Testing: Use xUnit with Testcontainers for integration tests that spin up real databases in Docker. Mock external dependencies with NSubstitute. The WebApplicationFactory class lets you test your entire HTTP pipeline in-process.
Monitoring: Add Application Insights telemetry to track request latency, dependency calls, and custom metrics. Use structured logging with Serilog to make production debugging possible:
Log.Information("Processing order {OrderId} for {CustomerId}", orderId, customerId);
This gives you searchable, structured logs in Azure Monitor or Seq.
System-Specific Clarifying Questions
Before designing Distributed Lock Service, ask questions specific to THIS system:
- Who are the primary users? Understanding the user base shapes every technical decision — consumer apps have different requirements than enterprise B2B systems.
- What is the read-to-write ratio? This determines whether you optimize for fast reads (caching, denormalization) or fast writes (write-ahead logs, async processing).
- What is the geographic distribution?
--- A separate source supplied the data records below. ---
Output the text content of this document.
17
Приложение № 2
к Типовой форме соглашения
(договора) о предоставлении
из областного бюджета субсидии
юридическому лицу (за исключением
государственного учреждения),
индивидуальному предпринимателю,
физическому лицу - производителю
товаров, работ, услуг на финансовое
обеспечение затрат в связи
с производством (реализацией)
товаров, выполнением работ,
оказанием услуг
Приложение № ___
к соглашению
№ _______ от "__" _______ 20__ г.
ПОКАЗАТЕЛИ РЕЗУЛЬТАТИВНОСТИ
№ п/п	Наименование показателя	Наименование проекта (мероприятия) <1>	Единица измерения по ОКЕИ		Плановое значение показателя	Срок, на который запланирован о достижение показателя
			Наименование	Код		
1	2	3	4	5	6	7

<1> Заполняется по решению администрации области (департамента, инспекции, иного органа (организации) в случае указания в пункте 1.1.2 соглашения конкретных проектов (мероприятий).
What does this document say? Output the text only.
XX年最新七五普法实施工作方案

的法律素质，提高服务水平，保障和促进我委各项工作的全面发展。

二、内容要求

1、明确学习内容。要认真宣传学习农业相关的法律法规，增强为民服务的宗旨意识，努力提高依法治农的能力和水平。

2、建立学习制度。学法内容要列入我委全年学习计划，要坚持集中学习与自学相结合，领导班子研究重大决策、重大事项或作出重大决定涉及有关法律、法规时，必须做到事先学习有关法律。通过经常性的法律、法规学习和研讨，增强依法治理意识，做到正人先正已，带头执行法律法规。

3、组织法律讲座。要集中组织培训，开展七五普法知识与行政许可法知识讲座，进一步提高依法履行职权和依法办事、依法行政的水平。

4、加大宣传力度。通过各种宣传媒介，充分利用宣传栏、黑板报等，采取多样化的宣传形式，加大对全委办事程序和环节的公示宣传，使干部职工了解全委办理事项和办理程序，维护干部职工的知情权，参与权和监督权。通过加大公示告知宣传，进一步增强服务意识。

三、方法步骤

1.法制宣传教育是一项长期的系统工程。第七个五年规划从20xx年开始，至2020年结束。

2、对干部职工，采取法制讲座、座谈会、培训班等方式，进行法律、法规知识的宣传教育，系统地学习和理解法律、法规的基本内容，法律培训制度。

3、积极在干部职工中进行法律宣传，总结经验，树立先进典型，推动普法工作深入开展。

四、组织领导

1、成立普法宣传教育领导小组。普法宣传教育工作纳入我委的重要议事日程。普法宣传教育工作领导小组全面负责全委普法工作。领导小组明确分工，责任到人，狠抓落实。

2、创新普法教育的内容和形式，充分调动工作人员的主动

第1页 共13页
Users in one country vs. global users fundamentally changes your data replication and CDN strategy.
- What is the acceptable latency? Some features need sub-100ms responses, others can tolerate seconds. This determines your caching and architecture strategy.
- What is the consistency requirement? Some data (payments, inventory) needs strong consistency. Other data (social feeds, recommendations) can be eventually consistent.
Architecture Deep Dive
The architecture for Distributed Lock Service should be designed around the specific access patterns of the system. Do not apply generic templates — every system has unique hotspots, bottlenecks, and scaling challenges.
Write Path: How does data enter the system? Is it bursty (event-driven, flash sales) or steady (sensor data, logs)? Bursty writes need queuing and backpressure. Steady writes can go directly to the database.
Read Path: How is data consumed? Is it fan-out (one write, many reads like social feeds) or point lookups (one read for specific data like user profiles)? Fan-out reads benefit from pre-computation and caching. Point lookups benefit from efficient indexing.
Hot Spots: Where are the bottlenecks? For Distributed Lock Service, identify the component that will fail first under load and design mitigation strategies: caching, sharding, rate limiting, or async processing.